Our tutoring consultant deals with many levels of mathematics and science, including the dreaded standardized-test word problem. His advice in many, perhaps most, cases is the same: start by making a drawing. At the very least it helps to organize the information given in words (which can be confusing, all jumbled together in a paragraph). Very often it’s vital, to set out the shape and limits of the mathematical figure or to work out just what’s happening with forces and motion in Physics. Indeed, a decent Free-Body Diagram in the latter subject will earn the student a substantial part of the grade all by itself.

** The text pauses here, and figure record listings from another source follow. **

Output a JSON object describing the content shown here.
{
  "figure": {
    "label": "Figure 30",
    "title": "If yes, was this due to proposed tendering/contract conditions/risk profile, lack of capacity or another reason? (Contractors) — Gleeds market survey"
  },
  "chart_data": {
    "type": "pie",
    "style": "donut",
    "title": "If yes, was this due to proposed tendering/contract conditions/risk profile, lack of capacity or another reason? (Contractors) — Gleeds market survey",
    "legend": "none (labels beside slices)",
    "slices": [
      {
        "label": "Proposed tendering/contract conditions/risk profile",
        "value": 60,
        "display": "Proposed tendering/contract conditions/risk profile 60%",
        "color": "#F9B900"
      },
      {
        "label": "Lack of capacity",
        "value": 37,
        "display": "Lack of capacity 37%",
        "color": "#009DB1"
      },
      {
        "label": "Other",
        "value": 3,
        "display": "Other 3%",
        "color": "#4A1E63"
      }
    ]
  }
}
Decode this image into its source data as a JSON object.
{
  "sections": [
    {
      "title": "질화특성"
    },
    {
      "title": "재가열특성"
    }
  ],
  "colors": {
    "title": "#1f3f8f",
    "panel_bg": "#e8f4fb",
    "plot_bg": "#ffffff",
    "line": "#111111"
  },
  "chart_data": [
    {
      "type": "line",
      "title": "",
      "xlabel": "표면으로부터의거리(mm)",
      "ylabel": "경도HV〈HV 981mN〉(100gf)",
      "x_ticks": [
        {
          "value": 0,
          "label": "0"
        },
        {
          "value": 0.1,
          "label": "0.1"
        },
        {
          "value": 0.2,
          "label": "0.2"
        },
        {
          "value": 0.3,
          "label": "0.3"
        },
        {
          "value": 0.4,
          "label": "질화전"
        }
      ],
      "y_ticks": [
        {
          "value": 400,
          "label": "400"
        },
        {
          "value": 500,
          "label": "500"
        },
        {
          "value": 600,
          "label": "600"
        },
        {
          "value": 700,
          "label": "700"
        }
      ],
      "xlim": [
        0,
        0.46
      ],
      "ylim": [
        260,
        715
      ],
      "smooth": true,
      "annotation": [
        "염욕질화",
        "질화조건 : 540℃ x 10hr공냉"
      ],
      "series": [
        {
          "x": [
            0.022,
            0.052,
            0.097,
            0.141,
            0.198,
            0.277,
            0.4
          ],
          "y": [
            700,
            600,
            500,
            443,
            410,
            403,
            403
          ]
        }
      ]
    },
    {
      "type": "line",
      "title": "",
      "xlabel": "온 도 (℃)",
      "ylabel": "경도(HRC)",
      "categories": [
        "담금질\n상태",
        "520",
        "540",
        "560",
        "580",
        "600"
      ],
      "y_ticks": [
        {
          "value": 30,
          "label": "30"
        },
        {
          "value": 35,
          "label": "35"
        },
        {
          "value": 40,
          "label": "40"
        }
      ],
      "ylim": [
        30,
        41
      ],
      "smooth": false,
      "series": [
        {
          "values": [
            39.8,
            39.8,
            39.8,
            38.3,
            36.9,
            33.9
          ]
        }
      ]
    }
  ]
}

No doubt it’s due to the various ways people process information. We’re not education-theory specialists, but we have found that different channels (verbal, visual, words printed or spoken) work differently, carry different information more easily; using a variety makes it more probable that the important part will get through. And different people have their own preferred ways of learning and thinking. For most, a visual cue will help. (Not all: our tutor has one student for whom a drawing does nothing. But if the vital part can be put in algebra, she’s home free. Teaching has a variety of challenges.)
At the moment, his Geometry and Calculus students are both working in three dimensions. Visualizing objects in 3D is particularly hard. We’re not sure whether this is a product of a civilization of flat screens and printed words and pictures, or whether it’s inherent in a species that is mostly limited to the surface of the Earth. But even to set up a problem in three dimensions is almost impossible without a decent sketch, and that presents its own peculiar difficulties on a flat piece of paper. It’s very much a learned skill.
And a good bit of the skill is knowing what to leave out. A complete and accurate drawing of, say, a cylinder may only look like a flat rectangle with bowed ends. On the other hand, a couple of roughly elliptical curves with connecting lines can posses a startling reality. This is the basis of cartooning: somehow to suggest the important parts with a few sweeps of the pen. And as Guy Ottewell found in producing his (highly recommended) Astronomical Companion, a rougher drawing can be more effective than a precise plot. The latter can be distracting in its detail: the viewer may not understand what to focus on; and misleading in its precision, as many a Geometry student has found.
It seems to us that the apogee of the educational drawing must have been from the 1940s through the 1960s. The massive American war effort had to train millions of people in esoteric, technical subjects they’d never seen before. By the 1970s, certainly the 80s, computer-generated graphics took over. We’re not convinced of their greater effectiveness. Computers are excellent for many things, but especially poor at knowing what to leave out.